Hier ein kleiner, biographischer Teil davon:
Nachdem ich eines Tages das Buch 'Funktion des Orgasmus` von W. Reich gelesen hatte, begriff ich, dass nur Ängste uns hindern, zu uns selbst zu finden. Diese plagten mich damals chronisch. Ich begann nun, mich oft einfach hinzulegen und liess sie wachsen. Sie kamen zuerst in Form von Bildern und Halluzinationen, dann gab es nur noch die nackte Angst. Ausdrücke wie `die Angst steckt mir in den Knochen` wurden schrecklich wahr.

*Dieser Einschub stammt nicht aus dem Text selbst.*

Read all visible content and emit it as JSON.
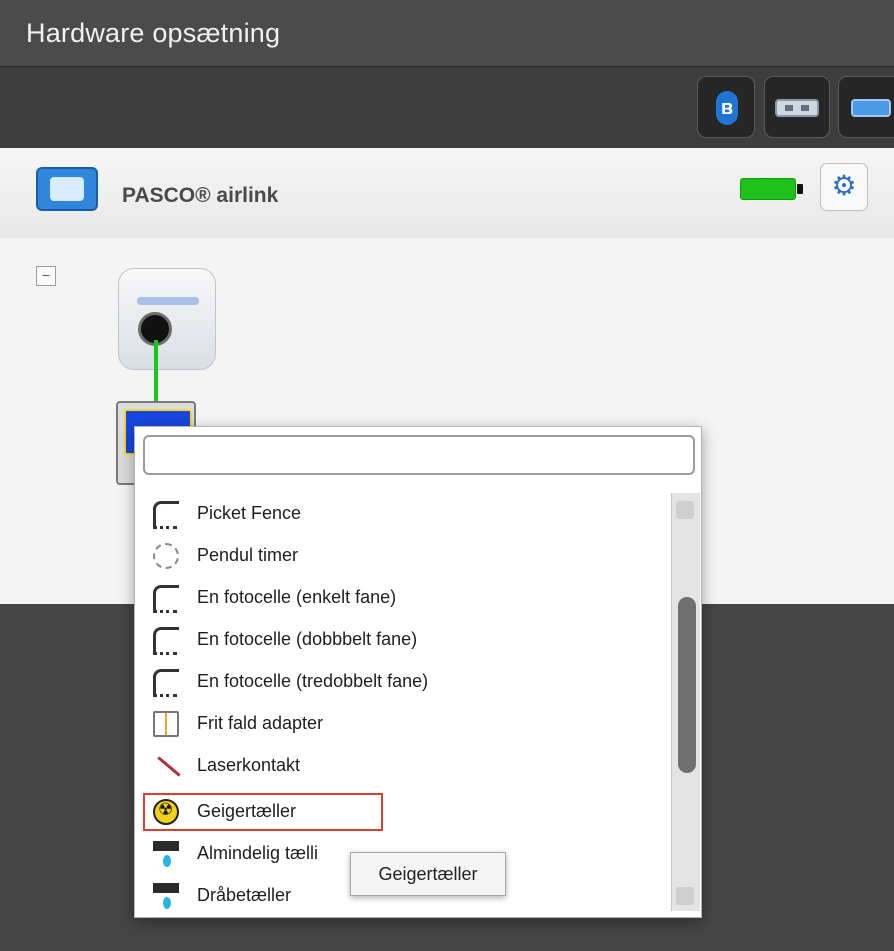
{
  "window": {
    "title": "Hardware opsætning"
  },
  "toolbar": {
    "buttons": [
      {
        "icon": "bluetooth-icon"
      },
      {
        "icon": "usb-icon"
      },
      {
        "icon": "cable-icon"
      }
    ]
  },
  "device": {
    "name": "PASCO® airlink",
    "battery": "full",
    "battery_color": "#1fc21b"
  },
  "dropdown": {
    "search_value": "",
    "items": [
      {
        "label": "Picket Fence",
        "icon": "photogate-icon"
      },
      {
        "label": "Pendul timer",
        "icon": "pendulum-icon"
      },
      {
        "label": "En fotocelle (enkelt fane)",
        "icon": "photogate-icon"
      },
      {
        "label": "En fotocelle (dobbbelt fane)",
        "icon": "photogate-icon"
      },
      {
        "label": "En fotocelle (tredobbelt fane)",
        "icon": "photogate-icon"
      },
      {
        "label": "Frit fald adapter",
        "icon": "freefall-adapter-icon"
      },
      {
        "label": "Laserkontakt",
        "icon": "laser-icon"
      },
      {
        "label": "Geigertæller",
        "icon": "geiger-icon"
      },
      {
        "label": "Almindelig tælli",
        "icon": "drop-counter-icon"
      },
      {
        "label": "Dråbetæller",
        "icon": "drop-counter-icon"
      }
    ],
    "selected_index": 7,
    "selected_outline_color": "#e43c2c",
    "tooltip": "Geigertæller"
  }
}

Hass stieg hoch, Wut und Angst fuhren mit mir Karussell. Immer häufiger hatte ich Zuckungen, zog es mich zusammen in die Stellung einer geschälten Crevette. Meine Zunge fuhr aus meinem aufgerissenen Mund, schlängelte, ein fremdes, wirbelloses Tier, verkrampfte sich schmerzhaft, Schreie. Dies dauerte Wochen. Dann fing es an, mich zu rütteln und zu schütteln. Ich musste jeweils auf die Knie, um nicht umgeworfen zu werden, und es durchfuhr mich vom Becken über den Rücken zum Hals hoch, den Kopf oft zwischen meinen Händen haltend, damit ich nicht am Nacken verletzt wurde. Ein Tanz, eine Entladung bioelektrischer Stauung! Das dauerte über einen Monat, täglich mehrmals und ließ sich nicht steuern, geschweige denn verhindern.

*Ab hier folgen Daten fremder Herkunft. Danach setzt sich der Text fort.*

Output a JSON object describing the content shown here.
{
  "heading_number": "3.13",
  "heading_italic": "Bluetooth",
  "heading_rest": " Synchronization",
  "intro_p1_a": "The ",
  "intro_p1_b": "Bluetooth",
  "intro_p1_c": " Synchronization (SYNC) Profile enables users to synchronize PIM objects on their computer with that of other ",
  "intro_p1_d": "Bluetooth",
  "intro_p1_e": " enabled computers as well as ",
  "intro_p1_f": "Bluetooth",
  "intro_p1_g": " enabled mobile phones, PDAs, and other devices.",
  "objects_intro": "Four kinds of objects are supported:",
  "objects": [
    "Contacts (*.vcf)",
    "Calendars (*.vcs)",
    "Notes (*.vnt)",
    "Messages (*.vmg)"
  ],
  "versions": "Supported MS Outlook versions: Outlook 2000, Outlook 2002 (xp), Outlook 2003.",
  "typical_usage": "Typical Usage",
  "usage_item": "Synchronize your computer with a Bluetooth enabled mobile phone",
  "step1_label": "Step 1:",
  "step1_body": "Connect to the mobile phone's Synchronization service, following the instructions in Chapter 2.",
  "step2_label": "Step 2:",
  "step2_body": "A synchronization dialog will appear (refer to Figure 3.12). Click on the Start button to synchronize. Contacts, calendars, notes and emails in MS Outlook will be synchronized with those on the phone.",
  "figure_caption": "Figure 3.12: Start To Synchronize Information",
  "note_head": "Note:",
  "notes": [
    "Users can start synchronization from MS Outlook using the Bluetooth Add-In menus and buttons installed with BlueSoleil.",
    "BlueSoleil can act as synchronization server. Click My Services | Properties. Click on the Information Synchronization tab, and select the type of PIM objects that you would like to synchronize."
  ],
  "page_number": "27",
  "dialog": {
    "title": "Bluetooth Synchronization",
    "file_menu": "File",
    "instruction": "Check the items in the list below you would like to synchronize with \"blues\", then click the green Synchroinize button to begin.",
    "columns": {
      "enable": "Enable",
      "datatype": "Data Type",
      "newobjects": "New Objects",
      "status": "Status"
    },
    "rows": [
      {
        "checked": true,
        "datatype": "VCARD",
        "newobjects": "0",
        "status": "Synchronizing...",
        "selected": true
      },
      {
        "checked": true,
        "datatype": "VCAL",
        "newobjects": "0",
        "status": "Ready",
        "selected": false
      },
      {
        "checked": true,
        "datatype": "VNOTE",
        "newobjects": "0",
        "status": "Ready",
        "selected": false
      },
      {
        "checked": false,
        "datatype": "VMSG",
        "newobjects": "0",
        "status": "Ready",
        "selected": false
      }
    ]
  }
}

Nach ein paar Tagen der Ruhe fuhr ich auf einer Rolltreppe hoch in einen Bahnhof, als ein Summen ähnlich dem eines grossen Bienenschwarms, das immer heftiger wurde, meinen Kopf erfüllte. Dann fing sich alles wie von innen heraus zu ändern an. Es war, als ob ein durchscheinender Sinn leuchtend allem eine tiefe Bedeutung gäbe und sich dadurch unsere feste Wirklichkeit - die Materie - auflöste. Faden-ähnlich strömte eine Energie durch die Bahnhofshalle, die die Züge, die Fahrleitungen, Menschen und in den Teer getretene Kaugummis miteinander verband, wobei sich mein Bewusstsein in all dem auflöste, sich mit allem zu vereinen schien. Ich war hellwach, und ein jubelndes Glück unglaublicher Zugehörigkeit ergriff mich. Ich sah in mich - eine fantastische Innenschau: ein silberner Strom durchfloss meine Rückenwirbel, ergoss sich in das Stammhirn und zerstob in Licht und Gefühle. Dies dauerte Stunden. Ich wusste nicht, was mir geschah, aber dieses Gefühl der Verbundenheit und all das Seltsame, das diesem Erlebnis vorausging, die Vegetotherapie, retteten mich.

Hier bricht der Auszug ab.